Disagreeing with affirmative action =/= not trying to solve racial problems in other ways.
But on what basis do you disagree with AA? It's to costly for the beneficiaries of a legacy of racism- you and I- who, you believe, should not bear the burden of ending that legacy. You didn't argue against AA on the basis that it wouldn't work, you argued against it on the basis that white people would have to pay, and shouldn't.
Again, I do believe that white people bear the burden of ending racism. Where you get this idea that I am some sort of anti-activist, I have no idea. I have no problem with Affirmative Action except when it is forced on private businesses and instituted in public institutions where race shouldn't be a factor. I've said several times in this thread that if an employer wants to run its own Affirmative Action policy, that should be their right. Hell, the ones that do might get more minority applicants because of it.
Sure, there's the glibertarian justification- capital, not democracy, should run society. It's not your only justification.
Yes, white people fucked over basically every minority in US history. No, that doesn't mean their descendants have to be looked over for a position they are qualified for just because someone else who is equally qualified happens to be a minority. If it really gets down to the point where you have to pick between a white applicant and a black applicant, and both are equally qualified, and you want to be fair, flip a damn coin.
Too costly for white people, who shouldn't have to pay.
Also, silly glibertarianism:
But there is no grounds to force someone to pick an equally qualified applicant over me because of my skin color.
Also, on the last part I bolded. You might not think that my views are acceptable, but that is just your opinion, and there is nothing intrinsically better about your opinion that makes it acceptable to impose it on everyone else through law.
Then there can be no law. All law is based in opinion.
If you are only going to dismiss my views out of hand as "silly" and insult them for no reason, then there is clearly no purpose in continuing this discussion with you.
You cannot
impose a freedom on anybody. Does it make sense for a government to say, "Hey, I'm going to
force you to have the freedom to follow whatever religion you want!" [/quote]
Propaganda. Government does not 'impose freedom', it allows it. This is a good example of the emptiness and silliness of glibertarian 'philosophy'. Like your false dichotomy between law based in 'opinion' and faux-Natural law, based entirely in fact. All law is based in opinion, all law is legislated morality.
It's 'glib', not lib because libertarian philosophy (Proudhon, Bakunin and so on) is the opposite to glibertarianism, not similar.
Glibertarianism is far too costly to be sustainable.
Explain, please. And stop insulting my views and dismissing me with unfunny puns in lieu of actual arguments.

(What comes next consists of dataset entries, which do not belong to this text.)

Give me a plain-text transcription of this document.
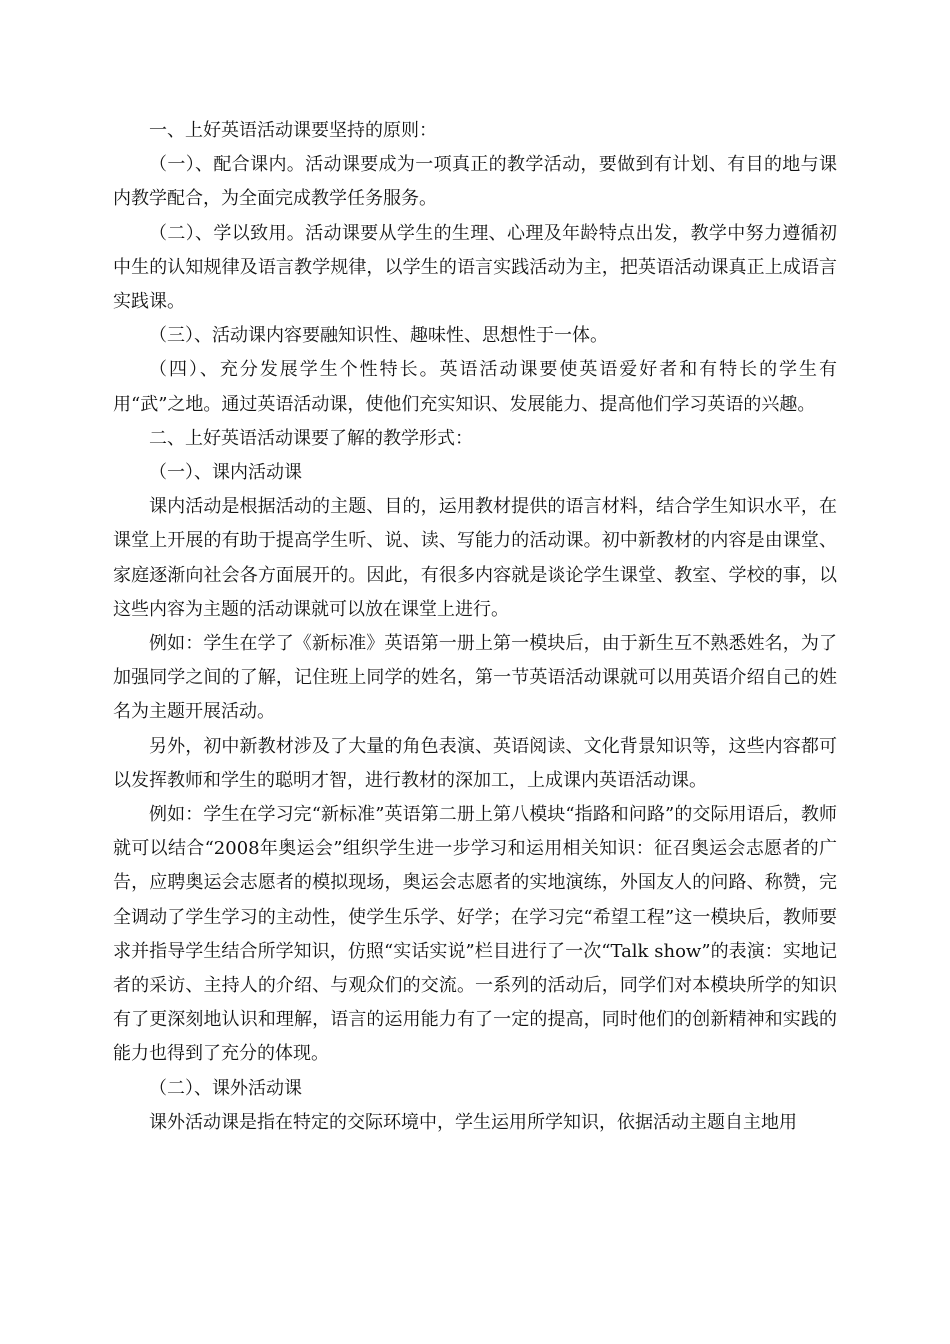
一、上好英语活动课要坚持的原则：

（一）、配合课内。活动课要成为一项真正的教学活动，要做到有计划、有目的地与课内教学配合，为全面完成教学任务服务。

（二）、学以致用。活动课要从学生的生理、心理及年龄特点出发，教学中努力遵循初中生的认知规律及语言教学规律，以学生的语言实践活动为主，把英语活动课真正上成语言实践课。

（三）、活动课内容要融知识性、趣味性、思想性于一体。

（四）、充分发展学生个性特长。英语活动课要使英语爱好者和有特长的学生有用“武”之地。通过英语活动课，使他们充实知识、发展能力、提高他们学习英语的兴趣。

二、上好英语活动课要了解的教学形式：

（一）、课内活动课

课内活动是根据活动的主题、目的，运用教材提供的语言材料，结合学生知识水平，在课堂上开展的有助于提高学生听、说、读、写能力的活动课。初中新教材的内容是由课堂、家庭逐渐向社会各方面展开的。因此，有很多内容就是谈论学生课堂、教室、学校的事，以这些内容为主题的活动课就可以放在课堂上进行。

例如：学生在学了《新标准》英语第一册上第一模块后，由于新生互不熟悉姓名，为了加强同学之间的了解，记住班上同学的姓名，第一节英语活动课就可以用英语介绍自己的姓名为主题开展活动。

另外，初中新教材涉及了大量的角色表演、英语阅读、文化背景知识等，这些内容都可以发挥教师和学生的聪明才智，进行教材的深加工，上成课内英语活动课。

例如：学生在学习完“新标准”英语第二册上第八模块“指路和问路”的交际用语后，教师就可以结合“2008年奥运会”组织学生进一步学习和运用相关知识：征召奥运会志愿者的广告，应聘奥运会志愿者的模拟现场，奥运会志愿者的实地演练，外国友人的问路、称赞，完全调动了学生学习的主动性，使学生乐学、好学；在学习完“希望工程”这一模块后，教师要求并指导学生结合所学知识，仿照“实话实说”栏目进行了一次“Talk show”的表演：实地记者的采访、主持人的介绍、与观众们的交流。一系列的活动后，同学们对本模块所学的知识有了更深刻地认识和理解，语言的运用能力有了一定的提高，同时他们的创新精神和实践的能力也得到了充分的体现。

（二）、课外活动课

课外活动课是指在特定的交际环境中，学生运用所学知识，依据活动主题自主地用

Essentially, glibertarianism excludes a lot of government action (taxation, heavy regulation, Keynesian counter-cyclical policy) that is absolutely necessary for a working society. Look at glibertarianism is action- somewhere like Chile, which has moved from one economic collapse to another, with the economy barely holding together at all. Glibertarianism is wrong because it's impossible. You can't have 'small government', to use the derogatory phrase for good government. It doesn't work.